Basu noted that often researchers take a utilitarian approach that aims to maximize a (positive) outcome in the population, irrespective of who can do so, suggesting allocating resources to those with the most opportunities to generate outcomes or utilities.
“Such an approach would suggest that race/ethnicity variables should always be included in algorithms,” Basu added. “However, incorporating any notion of fairness in such predictions would likely result in a different prescription.”
For this study, Basu applied the normative Equality of Opportunity (E.O.) framework, broadly used in many other fairness contexts in social sciences and law, and especially used by the U.S. Supreme Court for several landmark rulings.
“This is the first time anyone will apply this framework to hold machine learning and other artificial intelligence algorithms to the same standard of equity and, in the process, answer whether race should be included in these algorithms under ideal and real data conditions,” he said.
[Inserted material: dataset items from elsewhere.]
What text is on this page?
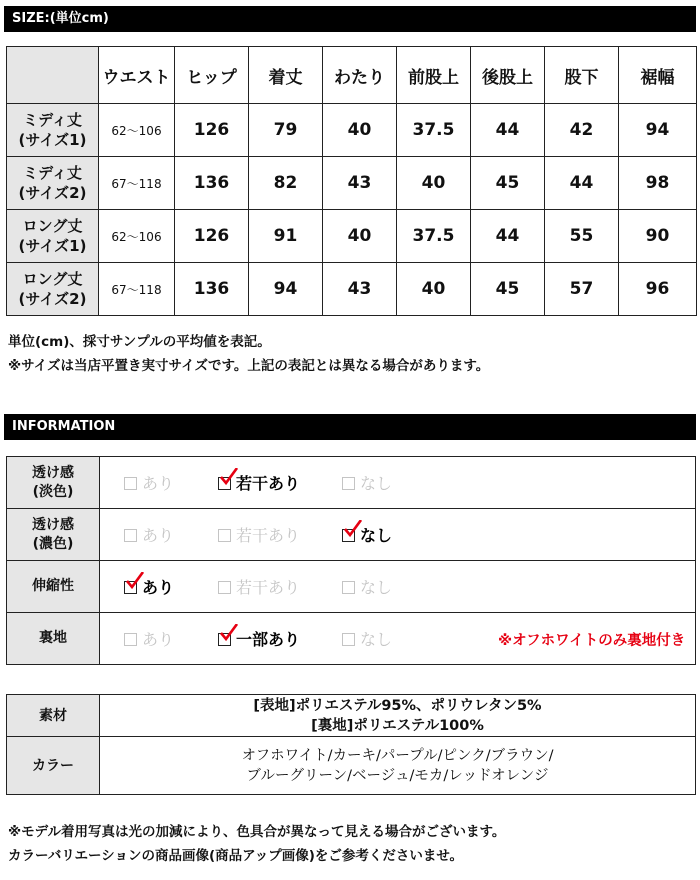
SIZE:(単位cm)
	ウエスト	ヒップ	着丈	わたり	前股上	後股上	股下	裾幅
ミディ丈
(サイズ1)	62〜106	126	79	40	37.5	44	42	94
ミディ丈
(サイズ2)	67〜118	136	82	43	40	45	44	98
ロング丈
(サイズ1)	62〜106	126	91	40	37.5	44	55	90
ロング丈
(サイズ2)	67〜118	136	94	43	40	45	57	96
単位(cm)、採寸サンプルの平均値を表記。
※サイズは当店平置き実寸サイズです。上記の表記とは異なる場合があります。
INFORMATION
透け感
(淡色)	あり 若干あり なし
透け感
(濃色)	あり 若干あり なし
伸縮性	あり 若干あり なし
裏地	あり 一部あり なし ※オフホワイトのみ裏地付き
素材	[表地]ポリエステル95%、ポリウレタン5%
[裏地]ポリエステル100%
カラー	オフホワイト/カーキ/パープル/ピンク/ブラウン/
ブルーグリーン/ベージュ/モカ/レッドオレンジ
※モデル着用写真は光の加減により、色具合が異なって見える場合がございます。
カラーバリエーションの商品画像(商品アップ画像)をご参考くださいませ。
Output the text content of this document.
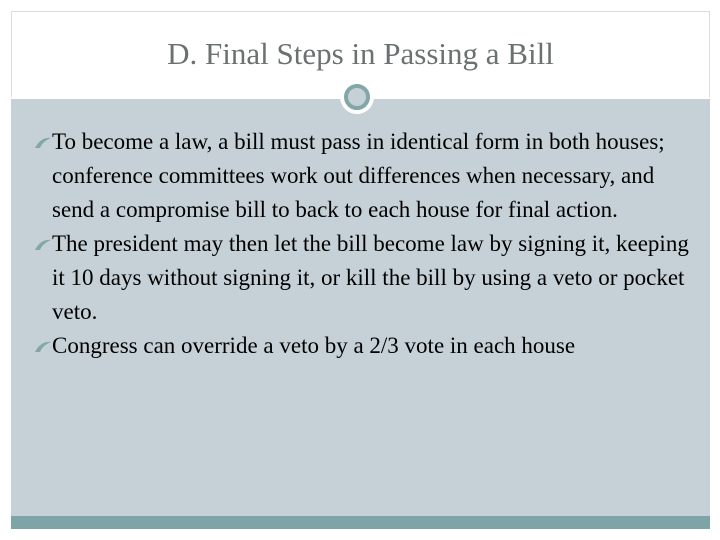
D. Final Steps in Passing a Bill
To become a law, a bill must pass in identical form in both houses; conference committees work out differences when necessary, and send a compromise bill to back to each house for final action.
The president may then let the bill become law by signing it, keeping it 10 days without signing it, or kill the bill by using a veto or pocket veto.
Congress can override a veto by a 2/3 vote in each house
Basu’s work follows two main ex ante E.O. principles: 1) inequality of outcomes is unethical if it arises due to differences in immutable circumstances. Such unethicality can be remedied by compensating individuals with disadvantaged circumstances, giving them the same opportunity to generate outcomes; and 2) inequality in outcomes arising from differential effort across individuals within each level of circumstances is not a moral bad (i.e., acceptable). Two individuals with the same circumstance should be rewarded differentially to preserve differences in their expected outcomes. The work takes these principles to evaluate algorithms and categorize them as 1) diagnostic algorithms (outcome already realized at the time point when decision-making happens using the predictions) and 2) prognostic algorithms that predict future outcomes relative to the time point of decision-making.
Basu shows that in ideal and practical settings, failure to include race corrections will propagate systemic inequities and discrimination in diagnostic models and specific prognostic models that inform decisions by invoking an ex-ante compensation principle. In contrast, including race in prognostic models that inform resource allocations following an ex-ante reward principle can compromise equal opportunities for patients from different races.
“To support these arguments, I use simulations studying how an established algorithmic discrimination metric is affected under different versions of algorithms that include race or not,” said Basu. “In these simulations, I also study issues around measurement errors in outcomes, features, and race. Each has its own set of biases, but none changes the basic conclusions of the paper, based on the E.O. approach.”